Wick concedes Seligman Tech had a “tough year” in 2020 as a result of the far-reaching impact of the coronavirus. It ended the year in positive territory, albeit only in low single digits, with key short positions in names like Tesla and Teledoc faltering. But it has rebounded, generating an 18 per cent gain year-to-date.

“We are still bearish on a number of those types of companies, and now it feels like things are reversing — we’re having a very good year this year.” 

Historically, the strategy’s investors have been family offices across the globe, including in the US, the UK, Singapore, and Hong Kong. Seligman also counts a large Switzerland-based private bank, a large sovereign wealth fund, and some funds of funds among its long/short strategy’s clients.

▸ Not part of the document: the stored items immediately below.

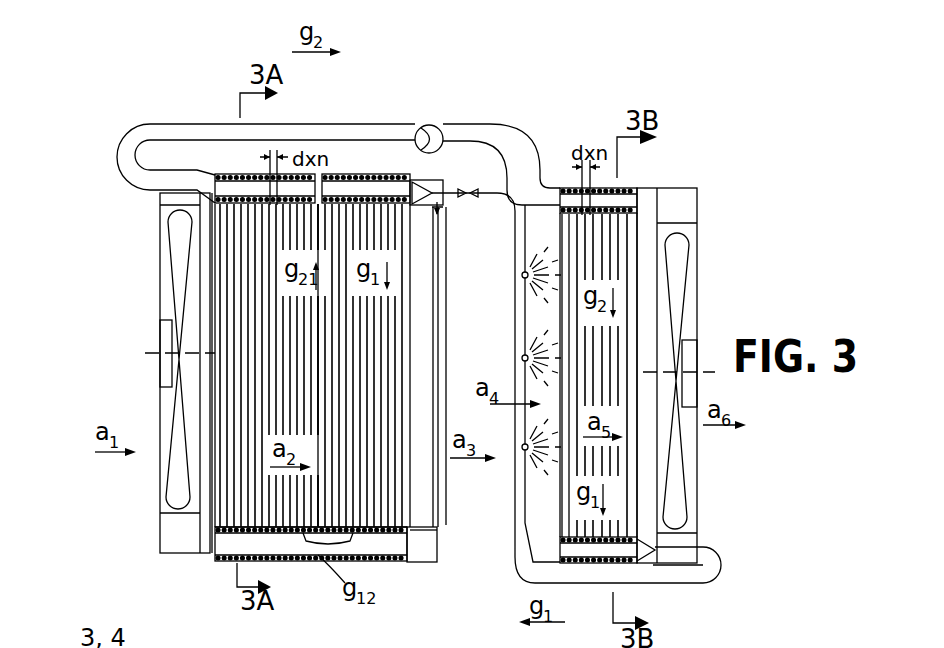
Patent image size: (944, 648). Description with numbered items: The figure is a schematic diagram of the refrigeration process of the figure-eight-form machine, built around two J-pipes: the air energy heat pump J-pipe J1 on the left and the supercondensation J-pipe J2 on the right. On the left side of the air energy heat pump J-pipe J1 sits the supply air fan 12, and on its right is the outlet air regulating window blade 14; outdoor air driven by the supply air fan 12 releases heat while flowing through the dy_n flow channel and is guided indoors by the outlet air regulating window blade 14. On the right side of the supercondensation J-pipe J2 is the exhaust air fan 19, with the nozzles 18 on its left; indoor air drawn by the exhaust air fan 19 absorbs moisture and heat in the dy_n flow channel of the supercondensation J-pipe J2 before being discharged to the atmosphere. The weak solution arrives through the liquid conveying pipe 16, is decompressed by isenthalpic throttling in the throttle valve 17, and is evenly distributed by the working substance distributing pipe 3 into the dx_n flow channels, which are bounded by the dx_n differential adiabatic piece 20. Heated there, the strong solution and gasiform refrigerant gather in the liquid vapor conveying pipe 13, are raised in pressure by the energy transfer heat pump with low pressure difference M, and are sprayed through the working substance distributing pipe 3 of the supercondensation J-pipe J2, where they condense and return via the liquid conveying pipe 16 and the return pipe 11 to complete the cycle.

The working substance distributing pipe 3 is at (232, 173).
The return pipe 11 is at (378, 537).
The supply air fan 12 is at (172, 237).
The liquid vapor conveying pipe 13 is at (211, 123).
The outlet air regulating window blade 14 is at (436, 305).
The liquid conveying pipe 16 is at (457, 190).
The throttle valve 17 is at (478, 192).
The nozzle 18 is at (522, 275).
The exhaust air fan 19 is at (690, 243).
The dx_n differential adiabatic piece 20 is at (345, 246).
The energy transfer heat pump with low pressure difference M is at (437, 126).
The air energy heat pump J-pipe J1 is at (430, 535).
The supercondensation J-pipe J2 is at (640, 228).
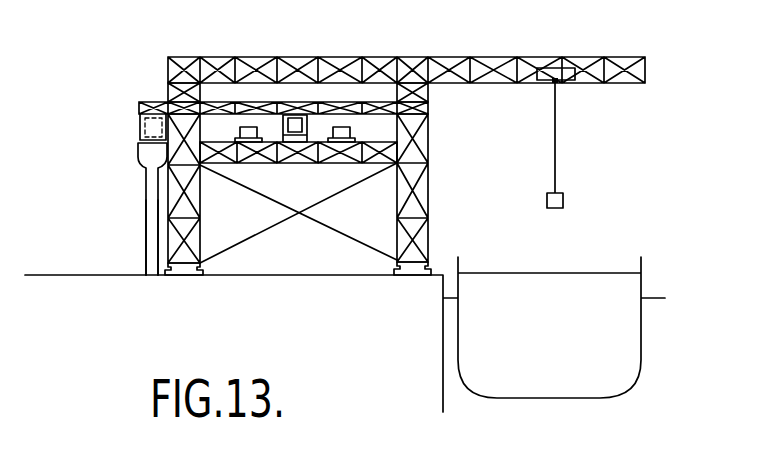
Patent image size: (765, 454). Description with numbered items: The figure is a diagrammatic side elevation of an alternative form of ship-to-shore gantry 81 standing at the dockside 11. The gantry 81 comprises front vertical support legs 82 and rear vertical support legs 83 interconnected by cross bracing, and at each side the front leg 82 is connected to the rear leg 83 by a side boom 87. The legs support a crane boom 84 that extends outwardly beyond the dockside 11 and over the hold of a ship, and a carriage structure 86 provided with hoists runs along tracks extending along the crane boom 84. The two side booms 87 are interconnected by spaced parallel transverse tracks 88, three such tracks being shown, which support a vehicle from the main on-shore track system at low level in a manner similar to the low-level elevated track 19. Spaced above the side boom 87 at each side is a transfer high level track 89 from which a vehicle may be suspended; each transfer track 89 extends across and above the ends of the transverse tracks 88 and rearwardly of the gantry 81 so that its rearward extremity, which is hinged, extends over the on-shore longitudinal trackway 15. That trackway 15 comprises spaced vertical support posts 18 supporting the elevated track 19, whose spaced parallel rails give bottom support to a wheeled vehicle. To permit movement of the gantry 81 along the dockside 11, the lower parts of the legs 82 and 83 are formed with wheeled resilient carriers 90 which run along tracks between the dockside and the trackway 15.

The dockside 11 is at (441, 272).
The longitudinal trackway 15 is at (115, 194).
The vertical support post 18 is at (152, 243).
The elevated track 19 is at (138, 150).
The gantry 81 is at (392, 165).
The front vertical support leg 82 is at (420, 143).
The rear vertical support leg 83 is at (194, 246).
The crane boom 84 is at (481, 60).
The carriage structure 86 is at (558, 70).
The side boom 87 is at (368, 156).
The transverse track 88 is at (292, 147).
The transfer high level track 89 is at (218, 108).
The wheeled resilient carrier 90 is at (186, 277).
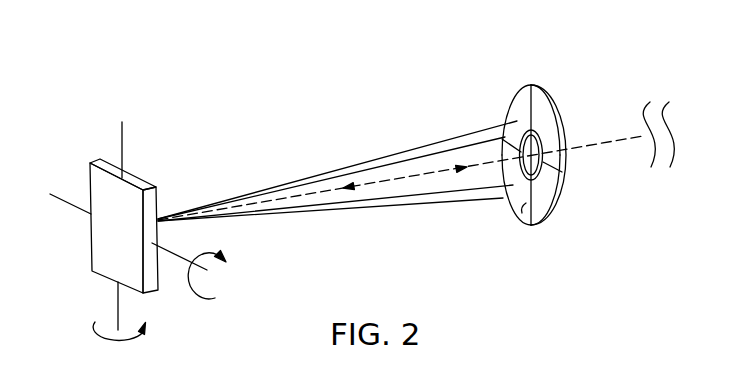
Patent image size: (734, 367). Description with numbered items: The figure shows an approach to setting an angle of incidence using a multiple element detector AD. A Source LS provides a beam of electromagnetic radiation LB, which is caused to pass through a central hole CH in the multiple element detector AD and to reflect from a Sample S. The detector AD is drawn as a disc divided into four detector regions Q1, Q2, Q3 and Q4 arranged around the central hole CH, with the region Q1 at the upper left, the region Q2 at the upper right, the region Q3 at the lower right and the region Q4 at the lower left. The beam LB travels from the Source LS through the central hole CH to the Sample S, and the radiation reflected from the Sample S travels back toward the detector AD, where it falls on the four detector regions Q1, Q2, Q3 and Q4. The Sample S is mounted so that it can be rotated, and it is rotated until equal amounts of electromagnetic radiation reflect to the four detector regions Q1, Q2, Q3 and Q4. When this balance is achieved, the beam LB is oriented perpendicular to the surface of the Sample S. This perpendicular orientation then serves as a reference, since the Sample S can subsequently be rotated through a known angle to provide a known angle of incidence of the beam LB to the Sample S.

The Sample S is at (110, 230).
The multiple element detector AD is at (538, 64).
The detector region Q1 is at (506, 93).
The detector region Q2 is at (556, 93).
The detector region Q3 is at (554, 212).
The detector region Q4 is at (507, 220).
The central hole CH is at (547, 133).
The Source LS is at (673, 134).
The beam of electromagnetic radiation LB is at (596, 151).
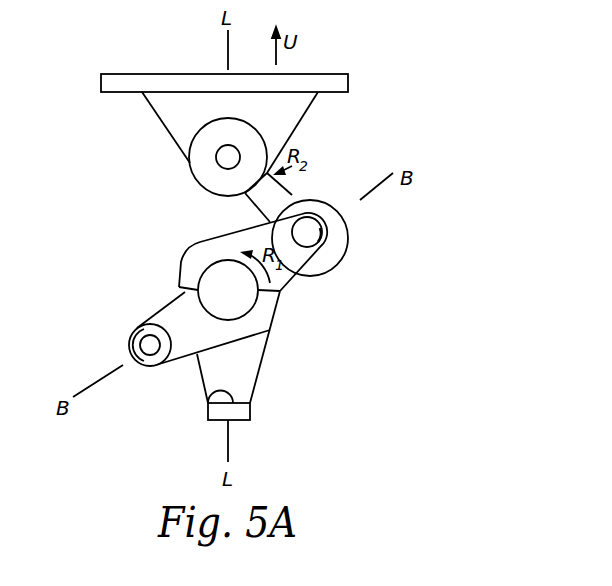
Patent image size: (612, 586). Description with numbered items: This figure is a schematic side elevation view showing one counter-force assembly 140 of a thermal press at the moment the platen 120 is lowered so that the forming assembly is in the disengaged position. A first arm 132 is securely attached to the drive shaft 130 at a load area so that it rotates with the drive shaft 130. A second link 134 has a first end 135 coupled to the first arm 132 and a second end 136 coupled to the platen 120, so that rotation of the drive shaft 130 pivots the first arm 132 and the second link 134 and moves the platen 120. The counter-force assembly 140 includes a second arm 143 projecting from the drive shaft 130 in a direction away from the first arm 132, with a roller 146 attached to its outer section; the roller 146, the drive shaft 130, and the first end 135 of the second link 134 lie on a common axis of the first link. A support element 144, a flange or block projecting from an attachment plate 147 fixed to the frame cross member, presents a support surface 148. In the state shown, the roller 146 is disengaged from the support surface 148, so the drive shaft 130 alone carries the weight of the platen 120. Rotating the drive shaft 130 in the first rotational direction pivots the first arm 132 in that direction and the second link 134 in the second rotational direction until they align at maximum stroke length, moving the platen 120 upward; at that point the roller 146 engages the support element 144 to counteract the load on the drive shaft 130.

The first platen 120 is at (348, 82).
The drive shaft 130 is at (213, 275).
The first arm 132 is at (231, 240).
The second link 134 is at (305, 200).
The first end 135 is at (323, 238).
The second end 136 is at (218, 160).
The counter-force assembly 140 is at (231, 359).
The second arm 143 is at (173, 310).
The support element 144 is at (250, 412).
The roller 146 is at (128, 343).
The attachment plate 147 is at (253, 362).
The support surface 148 is at (207, 394).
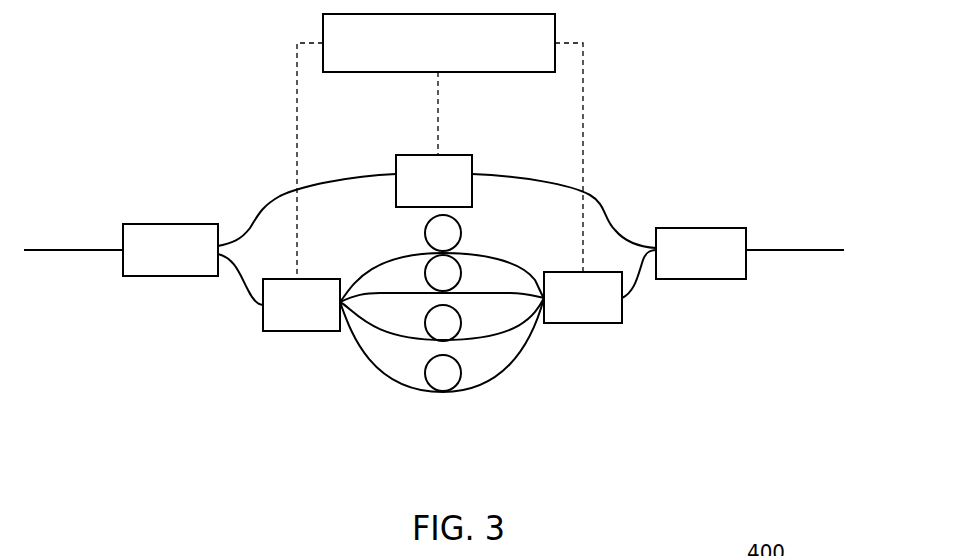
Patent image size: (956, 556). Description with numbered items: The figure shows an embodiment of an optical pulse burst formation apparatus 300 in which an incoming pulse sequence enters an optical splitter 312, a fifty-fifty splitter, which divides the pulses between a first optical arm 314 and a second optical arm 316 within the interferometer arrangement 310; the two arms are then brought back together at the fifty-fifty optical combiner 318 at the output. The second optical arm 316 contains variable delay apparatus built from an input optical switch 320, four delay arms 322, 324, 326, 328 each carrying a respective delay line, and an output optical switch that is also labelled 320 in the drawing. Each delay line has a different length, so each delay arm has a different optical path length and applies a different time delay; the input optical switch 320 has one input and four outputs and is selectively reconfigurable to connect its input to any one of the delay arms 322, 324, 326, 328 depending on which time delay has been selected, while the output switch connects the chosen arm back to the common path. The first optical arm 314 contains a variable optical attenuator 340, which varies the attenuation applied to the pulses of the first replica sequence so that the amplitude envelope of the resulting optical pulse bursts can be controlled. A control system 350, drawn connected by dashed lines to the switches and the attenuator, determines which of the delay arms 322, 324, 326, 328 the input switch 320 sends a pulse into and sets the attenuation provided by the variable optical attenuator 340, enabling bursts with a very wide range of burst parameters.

The optical pulse burst formation apparatus 300 is at (196, 392).
The interferometer 310 is at (228, 155).
The optical splitter 312 is at (154, 276).
The first optical arm 314 is at (505, 166).
The second optical arm 316 is at (362, 414).
The second 50:50 coupler 318 is at (693, 271).
The input optical switch 320 is at (283, 319).
The delay arm 322 is at (490, 253).
The delay arm 324 is at (395, 292).
The delay arm 326 is at (492, 341).
The delay arm 328 is at (478, 394).
The variable optical attenuator 340 is at (454, 176).
The control system 350 is at (440, 146).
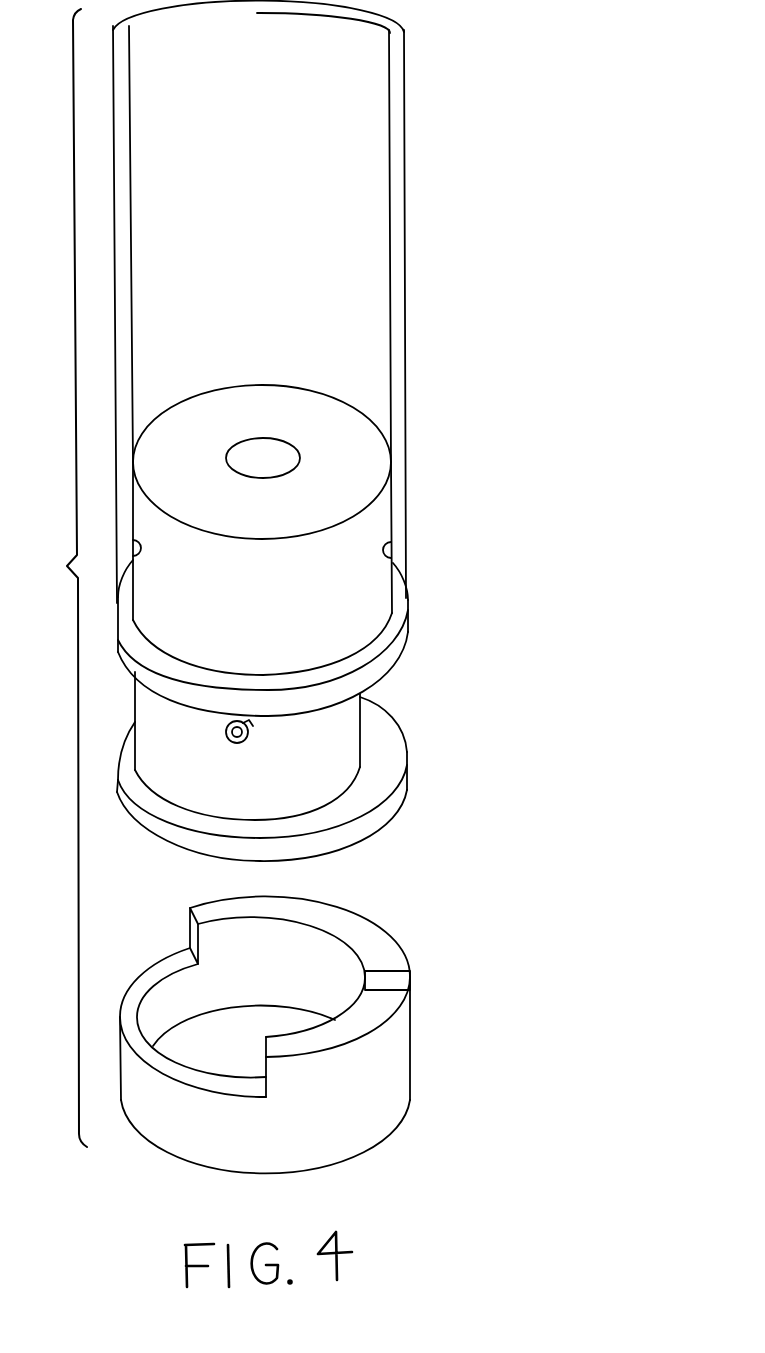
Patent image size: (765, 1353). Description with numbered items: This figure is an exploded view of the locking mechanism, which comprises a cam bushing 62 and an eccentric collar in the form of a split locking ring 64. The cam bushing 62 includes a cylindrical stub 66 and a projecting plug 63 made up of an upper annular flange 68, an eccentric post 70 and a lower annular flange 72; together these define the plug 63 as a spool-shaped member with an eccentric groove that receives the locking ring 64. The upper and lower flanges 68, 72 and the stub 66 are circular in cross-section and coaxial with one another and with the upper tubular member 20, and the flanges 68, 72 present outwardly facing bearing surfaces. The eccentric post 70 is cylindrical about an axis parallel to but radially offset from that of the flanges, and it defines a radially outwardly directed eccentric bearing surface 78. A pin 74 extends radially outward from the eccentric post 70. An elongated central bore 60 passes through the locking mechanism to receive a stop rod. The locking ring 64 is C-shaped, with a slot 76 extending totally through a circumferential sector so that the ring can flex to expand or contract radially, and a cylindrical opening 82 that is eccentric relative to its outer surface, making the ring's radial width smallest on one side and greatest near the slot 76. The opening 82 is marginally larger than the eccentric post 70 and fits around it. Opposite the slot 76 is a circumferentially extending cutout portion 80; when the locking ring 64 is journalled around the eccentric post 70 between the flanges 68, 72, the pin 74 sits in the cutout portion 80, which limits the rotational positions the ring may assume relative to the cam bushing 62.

Observing the present allocator mood, Wick suggests there has been little movement among investors in hedge funds this year, given the industry performed well in 2020, and believes there is a “degree of complacency” among the allocator community.

But as the conversation draws to a close, Wick – who has been with Seligman since 1987 – sounds a note of optimism regarding the strategy’s prospects for its 20th anniversary and the second half of the year. 

“Inevitably, what we’ll see happen in six months is that they’ll get nervous if the trends that are happening today – the sell-off in technology stocks, especially the very high-valuation names – continues,” he observes of the shifting tech backdrop.

“People will become less enamoured with sticking with the funds that they’re invested in, and will probably want to make some changes towards year-end.”